Het Hof heeft ter zitting mr. [C] de gelegenheid geboden om binnen twee weken bewijs te leveren dat hij bevoegd is om namens de Inspecteur hoger beroep in te stellen.
1.11.
De Inspecteur heeft bij brief van 20 december 2013, ingekomen bij het Hof op
24 december 2013, verzocht om uitstel van de termijn om bewijs te leveren. Het Hof heeft de Inspecteur in de gelegenheid gesteld uiterlijk op 23 januari 2014 het gevraagde bewijs te leveren.
1.12.
Het Hof heeft op 22 januari 2014 stukken van de Inspecteur ontvangen. Het Hof heeft hierin aanleiding gezien het onderzoek op grond van het bepaalde in artikel 8:68 Algemene wet bestuursrecht (Awb) te heropenen.
1.13.
De griffier heeft op 14 februari 2014 een afschrift van het proces-verbaal van de zitting aan partijen toegezonden.
1.14.
Belanghebbende heeft op de stukken van de Inspecteur gereageerd bij faxbericht van 19 februari 2014.
1.15.
Beide partijen hebben toestemming verleend een nader onderzoek ter zitting achterwege te laten.
1.16.
Het Hof heeft daarop op de voet van artikel 8:64, lid 5, Awb bepaald dat de nadere zitting achterwege blijft en het onderzoek gesloten.

2.Feiten

2.1.
Belanghebbende heeft vanaf 1992 een bankrekening in Zwitserland aangehouden. In zijn aangiften IB/PVV en/of VB heeft belanghebbende geen opgaaf gedaan van de saldi en opbrengsten van deze bankrekening.
2.2.
Bij brief van 21 april 2009 heeft belanghebbendes gemachtigde [A] aan de Inspecteur meegedeeld dat belanghebbende zijn onvolledige aangiften uit het verleden wenst te herstellen. Op 23 juni 2009 heeft belanghebbende het formulier “Verklaring vrijwillige verbetering buitenlands vermogen” ingevuld aan de Inspecteur geretourneerd.
2.3.
Op verzoek van [A] heeft mw. drs. [E] RA, werkzaam bij [F] te [M] aan de hand van bankafschriften en ingediende aangiften IB/PVV 1997 tot en met 2007 en VB 1998 tot en met 2000, de fiscale consequenties van de inkeer in kaart gebracht. Haar berekeningen zijn neergelegd in een rapport van 4 november 2009. De Inspecteur heeft dit rapport op 23 november 2009 ontvangen.
2.4.
Met dagtekening 31 december 2010 zijn de onderhavige navorderingsaanslagen IB/PVV 1998 en VB 1999 opgelegd.
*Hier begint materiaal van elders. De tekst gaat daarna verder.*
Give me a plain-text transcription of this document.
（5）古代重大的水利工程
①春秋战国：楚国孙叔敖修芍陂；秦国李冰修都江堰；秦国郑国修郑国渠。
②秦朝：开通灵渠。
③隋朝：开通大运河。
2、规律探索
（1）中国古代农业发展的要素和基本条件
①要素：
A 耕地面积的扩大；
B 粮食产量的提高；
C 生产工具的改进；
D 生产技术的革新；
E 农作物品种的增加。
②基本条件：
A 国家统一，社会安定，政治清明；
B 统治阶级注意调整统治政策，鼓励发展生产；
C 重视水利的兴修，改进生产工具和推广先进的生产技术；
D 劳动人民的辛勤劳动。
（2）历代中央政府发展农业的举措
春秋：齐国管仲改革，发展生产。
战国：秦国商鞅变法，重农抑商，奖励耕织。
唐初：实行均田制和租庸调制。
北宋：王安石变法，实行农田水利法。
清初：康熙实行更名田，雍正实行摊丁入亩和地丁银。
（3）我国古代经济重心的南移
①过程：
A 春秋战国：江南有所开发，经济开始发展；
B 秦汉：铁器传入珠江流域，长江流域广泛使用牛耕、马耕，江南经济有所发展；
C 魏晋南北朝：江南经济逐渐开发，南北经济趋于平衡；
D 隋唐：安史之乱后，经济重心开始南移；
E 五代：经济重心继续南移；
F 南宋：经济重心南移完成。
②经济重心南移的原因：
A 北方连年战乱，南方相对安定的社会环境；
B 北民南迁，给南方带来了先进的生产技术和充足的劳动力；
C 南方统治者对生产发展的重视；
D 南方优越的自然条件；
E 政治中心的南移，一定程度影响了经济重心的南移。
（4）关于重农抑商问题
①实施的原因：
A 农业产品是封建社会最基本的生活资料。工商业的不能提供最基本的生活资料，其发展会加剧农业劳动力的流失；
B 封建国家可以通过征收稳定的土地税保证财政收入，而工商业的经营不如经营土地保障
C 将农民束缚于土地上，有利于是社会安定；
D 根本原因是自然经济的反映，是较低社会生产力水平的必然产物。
Deze aanslagen zijn geadresseerd aan belanghebbendes belastingadviseur [G] te [N].
2.5.
Belanghebbende heeft op 7 januari 2011 bezwaar gemaakt tegen voornoemde navorderingsaanslagen.
2.6.
Bij brief van 8 maart 2011 heeft belanghebbendes belastingadviseur [H] van [G] te [N] het volgende aan de Inspecteur geschreven:
“Betreft: verzending navorderingsaanslagen ten name van [belanghebbende]
Namens bovengenoemde belastingplichtige vragen wij uw aandacht voor het volgende.
In 2009 heeft belastingplichtige een beroep gedaan op de inkeerregeling voor buitenlands vermogen. Voor wat betreft de begeleiding van de inkeerregeling wordt belastingplichtige bijgestaan door [A] advocaten-belastingkundigen.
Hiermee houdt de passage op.